Blood pressure is controlled by a number of genes, not just one. The more genes that contribute to the trait, the more possible genotype combinations that are possible. Most people will be heterozygous for some of the alleles whereas only a few individuals will be dominant or recessive for all or nearly all of them. The more variables there are, the more likely that the distribution will be bell-shaped.
How is it that each parent is able to contribute only a single allele of each gene to his/her offspring, rather than both alleles?
During meiosis, haploid gamete cells are formed that should only contain a single chromosome from each chromosome pair. Therefore each human gamete cell should only contain 23 chromosomes, each one having a single allele of that parent's gene set.
Nondisjunction during meiosis can lead to the formation of gametes (sperm or eggs) with extra copies of one or more chromosomes. Normally, fertilizations involving extra copies of chromosomes simply do not result in a live birth because too many developmental events are altered in some way. The most common extra-chromosomal condition that does lead to live births is Down Syndrome (trisomy 21). Why do you suppose that trisomy 21 is more common than other trisomies?
If you take another look at the human karyotype (Figure 19.13) you'll see that chromosome 21 is one of the smallest chromosomes. It contains fewer genes than most chromosomes. Depending upon how many genes are involved in fetal development (perhaps most of them at one time or another) and precisely what each gene does, it could be hypothesized that trisomy 21 disrupts fewer critical developmental functions than other trisomies.
Geneticists often study the patterns of gene transfer in a variety of model organisms, including plants, fruit flies, and even worms. If they're really interested in patterns of in hesitance in humans, why don't they use humans or at least larger animals more similar to humans, such as pigs or even primates?

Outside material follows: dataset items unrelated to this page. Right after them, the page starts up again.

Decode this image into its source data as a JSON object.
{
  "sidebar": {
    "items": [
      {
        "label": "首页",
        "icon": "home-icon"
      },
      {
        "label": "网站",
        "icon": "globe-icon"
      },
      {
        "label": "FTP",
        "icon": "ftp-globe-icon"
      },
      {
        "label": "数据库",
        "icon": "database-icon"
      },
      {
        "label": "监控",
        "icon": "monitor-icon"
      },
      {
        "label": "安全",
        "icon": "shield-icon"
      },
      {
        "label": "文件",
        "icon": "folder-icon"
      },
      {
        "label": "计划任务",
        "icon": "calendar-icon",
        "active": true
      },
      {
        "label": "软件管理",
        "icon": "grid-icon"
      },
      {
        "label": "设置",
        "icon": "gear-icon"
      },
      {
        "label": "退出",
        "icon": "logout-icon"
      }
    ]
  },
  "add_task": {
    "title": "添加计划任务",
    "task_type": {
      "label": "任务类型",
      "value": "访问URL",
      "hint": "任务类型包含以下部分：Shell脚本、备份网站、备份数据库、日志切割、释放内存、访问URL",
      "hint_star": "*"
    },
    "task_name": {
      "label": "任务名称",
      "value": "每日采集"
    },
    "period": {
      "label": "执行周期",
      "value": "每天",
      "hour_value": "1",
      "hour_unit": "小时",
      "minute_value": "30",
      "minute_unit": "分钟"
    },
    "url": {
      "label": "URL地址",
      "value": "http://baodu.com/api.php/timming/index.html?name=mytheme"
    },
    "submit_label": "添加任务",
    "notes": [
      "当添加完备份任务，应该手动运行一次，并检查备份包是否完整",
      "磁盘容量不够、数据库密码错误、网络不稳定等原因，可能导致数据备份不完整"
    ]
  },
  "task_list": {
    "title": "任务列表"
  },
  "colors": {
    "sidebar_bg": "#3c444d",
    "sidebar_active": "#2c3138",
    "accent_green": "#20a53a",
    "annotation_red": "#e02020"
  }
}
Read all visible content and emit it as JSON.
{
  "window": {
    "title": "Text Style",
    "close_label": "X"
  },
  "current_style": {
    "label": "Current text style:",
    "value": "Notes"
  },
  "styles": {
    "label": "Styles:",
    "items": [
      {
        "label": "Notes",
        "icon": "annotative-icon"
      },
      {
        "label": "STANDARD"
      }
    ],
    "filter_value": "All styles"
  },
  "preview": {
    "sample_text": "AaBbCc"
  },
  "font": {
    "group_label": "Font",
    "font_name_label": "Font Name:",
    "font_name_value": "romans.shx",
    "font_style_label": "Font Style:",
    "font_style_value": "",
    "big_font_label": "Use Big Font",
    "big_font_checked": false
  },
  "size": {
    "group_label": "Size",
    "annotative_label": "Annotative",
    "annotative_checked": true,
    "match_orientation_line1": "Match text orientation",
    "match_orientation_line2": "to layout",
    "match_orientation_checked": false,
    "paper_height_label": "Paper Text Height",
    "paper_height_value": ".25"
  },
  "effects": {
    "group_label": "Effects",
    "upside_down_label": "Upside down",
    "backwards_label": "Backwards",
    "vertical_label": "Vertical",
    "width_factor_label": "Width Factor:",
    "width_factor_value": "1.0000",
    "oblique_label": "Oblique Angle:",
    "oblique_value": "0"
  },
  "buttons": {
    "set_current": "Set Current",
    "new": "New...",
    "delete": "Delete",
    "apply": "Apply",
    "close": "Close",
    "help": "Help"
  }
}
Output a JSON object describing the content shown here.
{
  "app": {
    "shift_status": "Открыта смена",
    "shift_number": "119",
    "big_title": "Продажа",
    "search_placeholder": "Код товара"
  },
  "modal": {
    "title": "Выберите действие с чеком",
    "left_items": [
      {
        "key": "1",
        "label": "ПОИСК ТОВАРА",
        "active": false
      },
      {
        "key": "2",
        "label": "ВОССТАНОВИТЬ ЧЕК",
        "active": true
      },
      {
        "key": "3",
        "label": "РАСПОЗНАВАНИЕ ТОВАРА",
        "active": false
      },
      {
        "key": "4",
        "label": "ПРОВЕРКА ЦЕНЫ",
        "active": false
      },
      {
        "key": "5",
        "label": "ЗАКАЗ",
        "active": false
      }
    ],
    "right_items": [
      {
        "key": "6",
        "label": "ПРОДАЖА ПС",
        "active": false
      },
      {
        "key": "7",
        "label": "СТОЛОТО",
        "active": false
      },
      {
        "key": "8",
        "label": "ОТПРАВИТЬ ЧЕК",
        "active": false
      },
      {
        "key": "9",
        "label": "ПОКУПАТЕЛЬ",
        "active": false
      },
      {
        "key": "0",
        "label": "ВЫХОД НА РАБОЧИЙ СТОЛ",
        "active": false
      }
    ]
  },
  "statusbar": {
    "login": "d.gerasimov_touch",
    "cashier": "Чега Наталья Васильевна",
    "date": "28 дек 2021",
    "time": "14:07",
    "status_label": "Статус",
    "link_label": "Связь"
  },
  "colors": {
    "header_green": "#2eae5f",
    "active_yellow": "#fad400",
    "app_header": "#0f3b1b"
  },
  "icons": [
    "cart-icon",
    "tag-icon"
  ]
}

It would be unethical to conduct genetic experiments on humans. And although it would be possible to use matings between large animals to study the principles of human genetics, it is simply impractical.Large animals take years to reach maturity, are difficult and expensive to maintain, and produce relatively few offspring per mating compared to plants and simpler animal models. Fortunately, the general principles of genetic inheritance are the same across all sexually-reproducing species. In establishing the fundamental principles that govern human genetic inheritance, then, it is quite feasible to use simpler models than humans themselves.
What fraction of the offspring of two wavy-haired Caucasians would have wavy hair? Explain using a Punnett square. Hint: the allele for curly hair exhibits incomplete dominance over the allele for straight hair
Wavy hair appears only in heterozygous individuals. Two heterozygous parents could produce a homozygous dominant individual (curly hair), two heterozygous individuals (wavy hair) or a homozygous dominant individual (straight hair). So the answer is that half of their children would be likely to have wavy hair.
Can a father who is blood type A and a mother who is blood type B have a child who is blood type O?
Yes this is possible. Recall that there are three alleles for blood type (A, B, and O), but that any individual can only have two of them. The one important additional fact you must know, and that you might have picked up on from Chapter 7, is that A and B alleles are dominant over O. A father with genotype AO would be a blood type A. A mother with genotype BO would be would blood type B. If each contributed their O allele to the child, the child would be genotype OO and would be blood type O.
Hemophilia is a sex-linked trait mothers pass on to male offspring. Is it possible for females to have hemophilia too? How would such a thing happen?
Yes, it's theoretically possible. But the only way for a female to inherit hemophilia would be to inherit the hemophilia allele from BOTH parents. The father would have to carry the hemophilia allele on his only X chromosome, so he would already know he's a hemophiliac. Additionally, the mother would have to at least be a carrier for the trait. Even in this were the case, only half of their daughters be hemophiliacs; the other half would only carry the trait, like their mothers. Obviously, the couple would already know that the male would be contributing the hemophilia allele to any female offspring even before they had children. And being forwarned, they could seek genetic counseling to determine the liklihood that the female is a carrier.